Friends,
I returned this week from spending some time in Florida, first visiting my brothers and then attending a “Luminosity” conference in Orlando. (One special treat from the conference is that I was able to visit my Seminary roommate and his spouse, also a friend in Seminary, whose wedding I was part of. What a gift it is to be able to re-connect with friends after almost 40 years, seven children, and three grandchildren.)
The conference was interesting, informative, and refreshing. Our last Plenary Speaker was Dr. Eric Barreto, a New Testament professor from Princeton Seminary, who began his presentation by saying something like, “I’m tired of people tell the story about a church that is losing, failing, and falling apart.” He went on to say that our narrative is a different narrative and demonstrated through the stories in the book of Acts how God is active in the world in ways that defy our definitions of success or failure. I had a hard time focusing on the next thing he would say, because everything he said set me off into an imaginative, learning conversation with the Scriptures.

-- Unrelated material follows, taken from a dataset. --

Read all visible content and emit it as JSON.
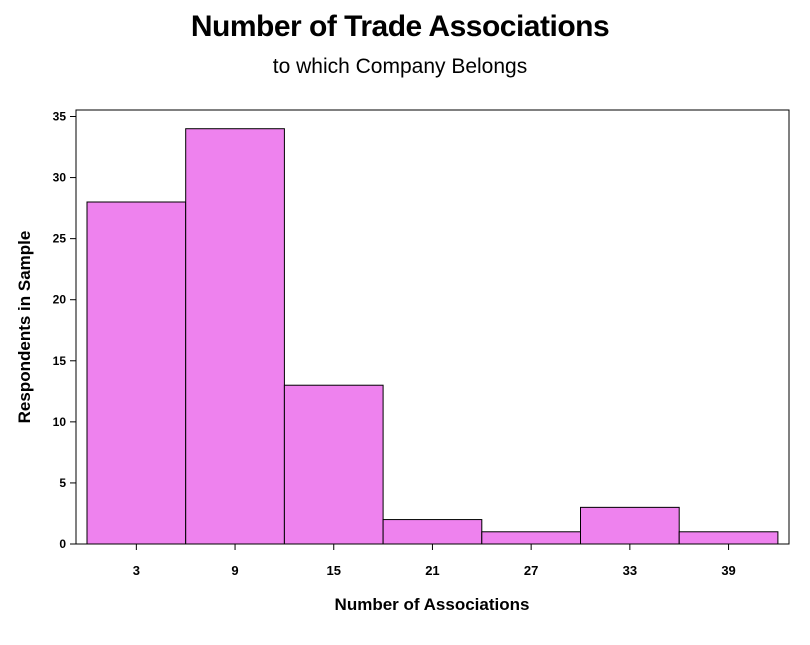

One moment, God comes into the human story with healing, the next with a table that welcomes the outcast, another moment with a clarifying story or enigmatic parable, another with bread, another calming a storm, raising the dead, giving an aged couple a child, teaching the centrality of love, and so on. The sheer multiplicity of ways that God works – often surprising and unexpected – fills me with humility when I consider what we are up to here at St. Mark.
Think of our Session, for example. According to the Book of Order of the Presbyterian Church, our Session is a collection of eighteen elders, who have been elected by the congregation to work together to fulfill this mission: “The Session shall have responsibility for governing the congregation and guiding its witness to the sovereign activity of God in the world, so that the congregation is and becomes a community of faith, hope, love, and witness.” Notice the part that I have italicized. Our elders guide us as we point to what God is doing in the world, just as the Scriptures point to what God was doing in their day. We get to ask, “In what way is God calming the storm of our day?” “Where is God offering healing?” “Where is the table being widened?” “What has expired that will be raised to new life?” And most importantly, we ask, “How is God doing a new thing among us, surpassing our imaginations?” Even though so many of our energies are given to routine and necessary things like worship-planning and tree-pruning, even those activities take on new life when we remember that God is not dead, sleeping, retired, or bored with loving creation.
So, that’s a taste of the “streams of consciousness” that our speakers evoked in me during the Luminosity conference. There were many more, but it will take me some time to organize them in my head before I can share them coherently.
In the meantime, here we are in the midst of our Lenten theme, “Turning over Tables,” which I have found compelling. I hope you have, too. And thank you for providing such a kind welcome to Kate Forer, our guest preacher last weekend. I was able to watch the services and know that you heard a fabulous sermon. I’m glad Kate is such a friend of St. Mark.